Вдруг громко хлопнула дверь этажом выше, послышались громкие голоса. Это загулявшие эстонцы хохотали в ночи, доказывая, что не только умеют дисциплинированно стоять перед светофорами на пустынных улицах. А вот и мусорный бачок зачем-то пнули, и он, страшно гремя, покатился по лестнице. Из темной квартиры Анне-Лоот послышался сердитый женский голос. «Это мама», — растерянно прошептала Анне-Лоот. Какая сразу во мне проснулась нежность. Я целовал Анне-Лоот, а она выталкивала меня за дверь: «Завтра, завтра увидимся!» — «Подожди», — цеплялся я за ее руки. Но дверь захлопнулась. Я побежал по лестнице вниз. Снег, везде снег. Черная кошка осторожно ступает по тротуару.
Трясясь в трамвае, я думал, что каждую ночь теперь буду мечтать об Анне-Лоот. Между нами ничего не произошло, но я почему-то чувствовал себя счастливым и мудрым. Мне не в чем было раскаиваться, не в чем разочаровываться. Мир показался вариантным и многомерным. То, что не произошло, было интереснее того, что могло бы произойти. Мечты несли покой. Жизнь — суету и боль.
И впоследствии случалось мне вот так отступать, якобы во имя сохранения чистоты, ясности.
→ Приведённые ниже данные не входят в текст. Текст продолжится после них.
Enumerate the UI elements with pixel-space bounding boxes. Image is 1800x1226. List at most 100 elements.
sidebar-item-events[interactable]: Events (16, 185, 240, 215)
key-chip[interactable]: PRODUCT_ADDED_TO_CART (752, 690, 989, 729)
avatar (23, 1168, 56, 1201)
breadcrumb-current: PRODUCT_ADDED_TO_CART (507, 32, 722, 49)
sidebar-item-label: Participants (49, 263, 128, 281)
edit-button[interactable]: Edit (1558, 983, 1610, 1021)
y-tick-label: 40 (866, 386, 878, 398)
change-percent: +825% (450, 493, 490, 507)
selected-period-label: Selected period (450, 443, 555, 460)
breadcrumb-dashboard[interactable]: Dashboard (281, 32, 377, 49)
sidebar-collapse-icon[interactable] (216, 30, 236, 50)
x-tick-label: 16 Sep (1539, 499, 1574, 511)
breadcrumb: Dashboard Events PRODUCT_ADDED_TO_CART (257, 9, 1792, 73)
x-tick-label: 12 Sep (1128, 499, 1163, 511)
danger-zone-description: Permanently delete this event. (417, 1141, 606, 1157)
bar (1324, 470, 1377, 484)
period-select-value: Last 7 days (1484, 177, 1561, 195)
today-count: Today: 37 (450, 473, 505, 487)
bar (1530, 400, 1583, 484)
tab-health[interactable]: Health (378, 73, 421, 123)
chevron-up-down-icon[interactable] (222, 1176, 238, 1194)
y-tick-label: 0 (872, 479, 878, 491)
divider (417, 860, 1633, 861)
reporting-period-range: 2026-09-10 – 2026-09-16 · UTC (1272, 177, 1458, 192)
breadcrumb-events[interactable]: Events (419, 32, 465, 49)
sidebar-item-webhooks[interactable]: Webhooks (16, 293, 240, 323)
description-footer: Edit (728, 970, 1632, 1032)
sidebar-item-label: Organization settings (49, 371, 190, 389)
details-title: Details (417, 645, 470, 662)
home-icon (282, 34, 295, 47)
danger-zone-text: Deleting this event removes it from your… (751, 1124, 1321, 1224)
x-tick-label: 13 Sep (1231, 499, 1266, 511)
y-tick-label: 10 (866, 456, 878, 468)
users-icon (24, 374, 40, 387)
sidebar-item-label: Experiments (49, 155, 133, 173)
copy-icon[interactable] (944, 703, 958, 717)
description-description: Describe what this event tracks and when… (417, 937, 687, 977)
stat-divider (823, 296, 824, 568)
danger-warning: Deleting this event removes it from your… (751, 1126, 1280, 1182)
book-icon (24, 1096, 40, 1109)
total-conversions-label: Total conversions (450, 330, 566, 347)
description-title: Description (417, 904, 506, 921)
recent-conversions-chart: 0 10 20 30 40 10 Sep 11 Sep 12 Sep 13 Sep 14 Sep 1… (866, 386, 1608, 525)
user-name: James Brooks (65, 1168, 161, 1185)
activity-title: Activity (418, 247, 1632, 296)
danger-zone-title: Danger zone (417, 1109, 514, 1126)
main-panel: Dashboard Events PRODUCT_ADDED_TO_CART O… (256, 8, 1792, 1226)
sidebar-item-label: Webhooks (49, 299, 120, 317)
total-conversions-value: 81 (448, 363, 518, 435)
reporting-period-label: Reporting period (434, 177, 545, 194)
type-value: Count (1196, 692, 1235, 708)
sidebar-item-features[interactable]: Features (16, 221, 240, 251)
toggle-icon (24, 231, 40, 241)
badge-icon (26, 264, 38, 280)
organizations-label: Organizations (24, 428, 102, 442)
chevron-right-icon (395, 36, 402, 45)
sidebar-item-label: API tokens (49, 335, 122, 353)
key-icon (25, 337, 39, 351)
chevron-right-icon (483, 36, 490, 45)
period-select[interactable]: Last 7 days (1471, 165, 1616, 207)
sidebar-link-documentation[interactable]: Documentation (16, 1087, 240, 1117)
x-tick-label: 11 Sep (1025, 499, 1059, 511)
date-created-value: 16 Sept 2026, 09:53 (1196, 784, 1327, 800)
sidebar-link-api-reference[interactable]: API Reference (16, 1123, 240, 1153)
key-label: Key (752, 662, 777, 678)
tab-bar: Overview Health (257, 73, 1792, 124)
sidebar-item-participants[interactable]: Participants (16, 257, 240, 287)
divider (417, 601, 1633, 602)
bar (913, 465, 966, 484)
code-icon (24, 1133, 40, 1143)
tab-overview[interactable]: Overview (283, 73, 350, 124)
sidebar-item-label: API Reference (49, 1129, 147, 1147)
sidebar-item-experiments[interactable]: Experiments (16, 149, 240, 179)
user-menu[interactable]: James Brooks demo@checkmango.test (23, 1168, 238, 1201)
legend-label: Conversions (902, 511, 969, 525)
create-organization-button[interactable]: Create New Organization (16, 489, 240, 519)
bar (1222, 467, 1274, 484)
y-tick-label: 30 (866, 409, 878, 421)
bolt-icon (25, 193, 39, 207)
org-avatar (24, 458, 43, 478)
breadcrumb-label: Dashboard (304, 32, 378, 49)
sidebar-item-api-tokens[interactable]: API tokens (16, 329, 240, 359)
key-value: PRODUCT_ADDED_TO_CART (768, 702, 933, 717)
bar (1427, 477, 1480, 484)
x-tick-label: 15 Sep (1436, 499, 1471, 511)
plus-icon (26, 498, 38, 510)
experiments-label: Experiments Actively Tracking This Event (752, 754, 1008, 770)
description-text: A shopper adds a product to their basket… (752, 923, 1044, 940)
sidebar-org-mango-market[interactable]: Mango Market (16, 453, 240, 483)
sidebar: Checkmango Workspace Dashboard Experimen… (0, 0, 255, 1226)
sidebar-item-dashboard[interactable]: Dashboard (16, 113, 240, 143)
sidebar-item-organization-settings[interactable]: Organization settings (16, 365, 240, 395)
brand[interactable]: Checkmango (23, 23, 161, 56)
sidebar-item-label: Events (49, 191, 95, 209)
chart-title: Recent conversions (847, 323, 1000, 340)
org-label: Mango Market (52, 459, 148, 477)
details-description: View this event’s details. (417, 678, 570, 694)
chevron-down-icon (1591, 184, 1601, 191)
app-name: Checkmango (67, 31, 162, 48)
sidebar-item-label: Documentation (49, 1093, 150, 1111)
Но то были мертвые чистота и ясность, родственные фантомным болям, когда болит ли или, наоборот, создает иллюзию полнейшего здоровья то, чего нет. Плохое «было» все равно лучше прекрасного «не было». Я всю жизнь шел к простой этой истине и всю жизнь не мог к ней прийти.
Тогда мне было пятнадцать лет. Но и сейчас, оказавшись в Эстонии, я испытал смутное беспокойство: что-то я здесь сделал не так, в чем-то ошибся.
Я помню парк Кадриорг весной, когда на берегу исходят водой льдины, кругом сырость, с деревьев падают холодные капли. Летом: когда за соснами шумит море, все в разноцветных пузырях и треугольниках парусов, по асфальтовым дорожкам несутся велосипедисты, спицы блестят на солнце. Осенью: когда песок пуст, в небе сбираются птицы, с моря катятся мрачные серые волны. А сейчас зима, холодно, белый залив изогнулся подковой. На одном берегу залива белые, как свечи, деревья, на другом каменные зигзаги города. И как прежде, вмерзшие в лед красные бакены. Зайти погреться некуда. Все закрыто по причине воскресенья, первого дня Нового года.
То было привычное состояние неприкаянности, когда холодно и негде погреться. Наступала пора механического существования, пустого, непрерывного действия. Так у меня всегда было. Сначала я долго и напряженно думал, потом нелепо и бестолково действовал. Мысли и дела, как две Евклидовы параллельные прямые, у меня никогда не пересекались.
Доехал на автобусе до центра, энергично обошел Старый город. Вспомнил даже название одной из башен — «Толстая Маргарета». Подышав на руки, написал в блокнот какую-то чушь: дескать, на кухарку, уткнувшую руки в белые бока, похожа башня. Забрался наверх, на смотровую площадку, деловито пересчитал корабли на рейде. Поймал себя на том, что бормочу: «Так, посмотрим, сколько у вас здесь корабликов…» Устыдившись, сбежал вниз.
Горя пустым действием, потирая нетерпеливо руки, вернулся в гостиницу. Взглянув на часы, включил телевизор: передачи давно начались. Показывали документальный фильм под названием «Куда уходят киты?» Киты, оказывается, уходят в небытие, когда на них безжалостно охотятся, когда им в спины всаживают из гарпунных пушек гранаты, когда с самолетов их засекают глазастые летчики и передают координаты на корабли. Китам еще не нравится, когда нефтяные танкеры выпускают им в дыхала тысячи тонн нефти. Одурев от вертолетного рева, от гранат, от нефти, от смерти, киты несутся в сторону берега, пока не разорвут животы о прибрежные камни и волны не вынесут их на берег, а песцы не прогрызут в их тушах ходы и туннели. Авторы фильма призывали людей остановиться, пока не поздно. Им было трудно возразить.